2011.5.11
電話ボックス
亭主が庭園管理している仕事の一環として、その構内にある電話ボックスの清掃もしている。
携帯電話が普及し、各自持つような時代になって10年余り。今や公衆電話が撤去された場所は多い。
この構内入口の公衆電話も3台から2台になった。いまどき並んで2台も存在するのが不思議なくらいである。
しかし、今回の東北大震災では携帯電話が通じず、公衆電話が大活躍したという。
わが家の下宿生も、あの日、地方にいる両親へ公衆電話で連絡を取ったようだ。
公衆電話には列が出来ていたと話してくれた。あらためて非常時における公衆電話の必要性を感じた。
この電話もきっと役に立ったのだろう、そう思いながら、たたみ半畳もないその中に入り真っ先に受話器を拭いた。
東北大震災の時、一体何人ぐらいが利用したのだろうか。この電話の世話をしているせいか少々気になる。
コードもひと拭きして、ガチャンと受話器を戻し今度は電話機全体を拭いた。
10円玉を入れる時の仕草や、話が途切れないように追加の硬貨を用意する姿、相手に掛らなかった時に戻ってくる
硬貨を取り出す時のわびしさなど思い浮かべると、なぜかこの電話機が愛おしく思え、思わず丹念に拭いてしまう。
照明や天井の桟、四隅をていねいに拭く。隅々まで掃除してあげると、小ざっぱりして気持ち良い小部屋になる。
全面ガラス張りのこの小さな電話ボックスの空間は、周りがよく見えるのに妙に孤立感と閉そく感がある。
扉を木片のくさびで止め、開いたまま掃除するのだが、この仕切られた空間は5月になると、がぜん蒸し暑い。
そして四方のガラスを軽く絞った濡れ雑巾で拭き、水きりワイパーで、さっとその水気を拭きとる。
水きりワイパーが細かい汚れを落とし透明感を増したガラスを演出する。
今の季節、ガラス越しの向こうには緑が広がる。新緑の香りを感じ、ガラスのキャンバスをからぶきする。
はたして電話ボックスで電話を掛けている人たちは、このガラスを通して景色を楽しんで見ているのだろうか。

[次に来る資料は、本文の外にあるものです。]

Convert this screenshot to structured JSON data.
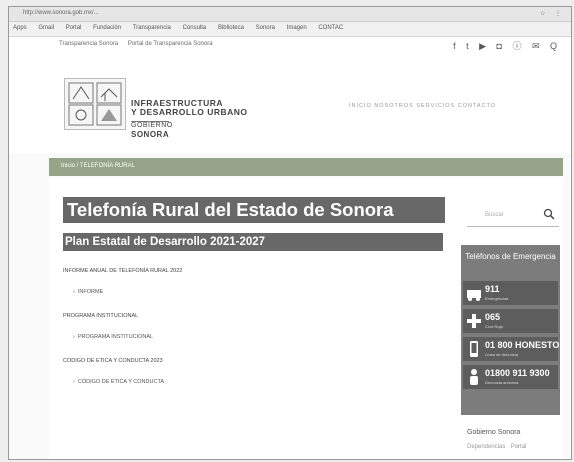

それとも、話しながらただぼんやりとあたりを見ているのではなかろうか。
いや、時によっては、透き通ったガラスの中で話している姿を見られたくない人もいるのではなかろうかと思いやる。
いつでも誰でも受け入れる公衆電話。
小さな床に水を流し掃き清め、私は誇らしげに電話ボックスの掃除を終えた。